The trap, of course, is that new writers try to do this on every character at the moment of their first appearance, and it doesn't work because the first appearance hasn't been earned yet. The Aragorn paragraph in Tolkien lands because the reader is, by that point, as scared as Frodo. If a character walks on stage in chapter one and you give them a full physical paragraph, the reader has no stakes yet, and the description is just upholstery. So the rule, I think, is something like: explicit description is allowed when the stakes of looking are themselves dramatic. Outside that narrow window, distribute the description, anchor every detail to action, and trust the reader to do the rest of the work.

Common questions about character description in fiction

How much physical description should I give a main character?

In most cases, two or three distinctive details across the first few chapters is enough for the reader to form a clear mental picture. The reader fills in the rest from inference. Trying to control every feature with explicit description tends to backfire, because dense physical inventories slow the prose and the reader stops absorbing detail somewhere around the third "and". The rule of thumb that works for me is one feature that signals something about the character's history or class, one feature that signals something about the character's choices (clothing, posture, habit), and after that, restraint.

Is it ever okay to describe a character using a mirror?

The mirror trick is widely mocked, but it can work if the act of looking in the mirror is itself dramatic, rather than a transparent excuse for the writer to list features. A character avoiding their own reflection after a trauma, or staring at it in a moment of recognition, gives the description a reason to exist. The mocked version is the one where a character looks in the mirror on page one, in their own bedroom, for no narrative reason, and provides the reader with their hair colour and eye colour. Avoid the second; the first is a legitimate craft move with a long history.

How do I describe characters without using lazy clichés like "chestnut hair" or "silver orbs"?

The fix is to anchor every physical detail to a specific action, gesture, or perception, rather than reaching for a colour adjective. Instead of "her chestnut hair fell over her shoulders," try a sentence that puts the hair in motion: she pulled it back when she was thinking, or it caught on a brooch when she turned. The colour itself rarely matters as much as you think it does. If you do need a colour, pick one concrete real-world referent, like "the colour of wet oak," and let the reader picture the rest.

How should I handle physical descriptions of a large cast of similar-looking characters?
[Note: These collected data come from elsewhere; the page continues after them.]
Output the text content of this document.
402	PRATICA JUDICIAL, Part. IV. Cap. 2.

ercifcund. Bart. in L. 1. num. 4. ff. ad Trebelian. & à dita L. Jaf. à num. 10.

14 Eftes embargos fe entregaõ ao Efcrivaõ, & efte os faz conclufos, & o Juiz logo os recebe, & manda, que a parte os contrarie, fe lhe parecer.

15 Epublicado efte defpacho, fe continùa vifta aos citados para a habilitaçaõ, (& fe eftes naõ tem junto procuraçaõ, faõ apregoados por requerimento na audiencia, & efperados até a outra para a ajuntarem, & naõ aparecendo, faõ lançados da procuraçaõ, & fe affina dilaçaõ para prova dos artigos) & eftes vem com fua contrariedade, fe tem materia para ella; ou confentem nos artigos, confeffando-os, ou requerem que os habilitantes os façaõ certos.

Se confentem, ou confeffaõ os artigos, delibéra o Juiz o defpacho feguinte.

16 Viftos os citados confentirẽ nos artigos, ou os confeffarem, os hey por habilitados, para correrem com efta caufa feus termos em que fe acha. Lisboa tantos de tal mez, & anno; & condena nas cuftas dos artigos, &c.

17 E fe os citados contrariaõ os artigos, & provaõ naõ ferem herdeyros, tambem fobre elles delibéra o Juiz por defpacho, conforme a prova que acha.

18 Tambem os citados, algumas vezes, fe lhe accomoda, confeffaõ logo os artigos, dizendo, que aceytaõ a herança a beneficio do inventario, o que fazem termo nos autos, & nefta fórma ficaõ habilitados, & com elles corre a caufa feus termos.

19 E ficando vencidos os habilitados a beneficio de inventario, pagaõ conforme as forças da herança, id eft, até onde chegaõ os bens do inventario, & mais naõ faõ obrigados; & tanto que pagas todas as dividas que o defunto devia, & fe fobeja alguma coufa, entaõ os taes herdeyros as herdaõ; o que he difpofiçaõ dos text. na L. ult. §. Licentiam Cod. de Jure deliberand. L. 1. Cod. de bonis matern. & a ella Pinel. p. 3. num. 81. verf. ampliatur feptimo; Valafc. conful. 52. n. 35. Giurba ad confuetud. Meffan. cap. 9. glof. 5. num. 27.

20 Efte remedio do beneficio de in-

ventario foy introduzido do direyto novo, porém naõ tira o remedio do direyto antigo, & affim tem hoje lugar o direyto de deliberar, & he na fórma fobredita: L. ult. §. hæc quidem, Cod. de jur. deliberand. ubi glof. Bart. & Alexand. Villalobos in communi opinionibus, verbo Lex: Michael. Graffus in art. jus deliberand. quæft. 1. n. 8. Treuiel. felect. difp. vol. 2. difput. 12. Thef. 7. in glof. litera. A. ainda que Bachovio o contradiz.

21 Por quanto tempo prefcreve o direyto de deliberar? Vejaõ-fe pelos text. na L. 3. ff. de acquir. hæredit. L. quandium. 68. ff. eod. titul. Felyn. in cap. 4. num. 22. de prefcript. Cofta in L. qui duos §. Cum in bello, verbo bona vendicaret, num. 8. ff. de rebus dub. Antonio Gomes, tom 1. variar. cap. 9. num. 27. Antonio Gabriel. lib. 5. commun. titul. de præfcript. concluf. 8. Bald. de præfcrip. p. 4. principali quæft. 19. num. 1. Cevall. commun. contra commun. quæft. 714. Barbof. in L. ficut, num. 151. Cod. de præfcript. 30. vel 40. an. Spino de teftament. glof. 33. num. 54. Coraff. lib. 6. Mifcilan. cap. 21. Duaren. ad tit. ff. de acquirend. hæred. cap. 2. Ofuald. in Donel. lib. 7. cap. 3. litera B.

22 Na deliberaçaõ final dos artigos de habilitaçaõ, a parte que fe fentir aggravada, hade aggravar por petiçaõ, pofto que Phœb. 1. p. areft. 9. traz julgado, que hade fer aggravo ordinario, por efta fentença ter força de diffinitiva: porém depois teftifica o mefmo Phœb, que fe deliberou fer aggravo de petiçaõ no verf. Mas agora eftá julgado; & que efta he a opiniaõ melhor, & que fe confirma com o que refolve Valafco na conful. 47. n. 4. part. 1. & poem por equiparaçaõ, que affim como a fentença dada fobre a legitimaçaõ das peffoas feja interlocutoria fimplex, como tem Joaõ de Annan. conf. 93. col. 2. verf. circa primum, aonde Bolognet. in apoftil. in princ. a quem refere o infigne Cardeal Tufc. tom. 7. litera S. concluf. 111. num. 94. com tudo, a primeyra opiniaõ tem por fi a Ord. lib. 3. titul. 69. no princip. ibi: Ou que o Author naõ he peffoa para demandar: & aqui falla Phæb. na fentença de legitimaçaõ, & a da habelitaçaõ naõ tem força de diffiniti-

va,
Describe them in contrast rather than in isolation. Establish one or two shared features that mark the family, the house, or the regiment, and then describe each individual by how they depart from that shared pattern. The technique works as well in epic fantasy (Martin's house colours) as it does in literary fiction (the Karamazov brothers are described almost entirely by the ways they differ from each other). You give the reader less raw description, but the description they get is doing characterisation, not just identification.

What's the biggest mistake new writers make with character description?

The biggest one, I think, is describing a character at the moment of their first appearance, before the reader has any reason to care what the character looks like. The reader's brain only stores physical details that have been given some kind of emotional weight, and weight comes from stakes, relationships, and time on the page. Description that arrives in chapter one is like furniture in a house you haven't moved into yet, and most of it gets thrown out by the brain on the way to chapter three. Delay the description, attach it to action, and only spend a paragraph on it when the act of looking is itself part of the scene.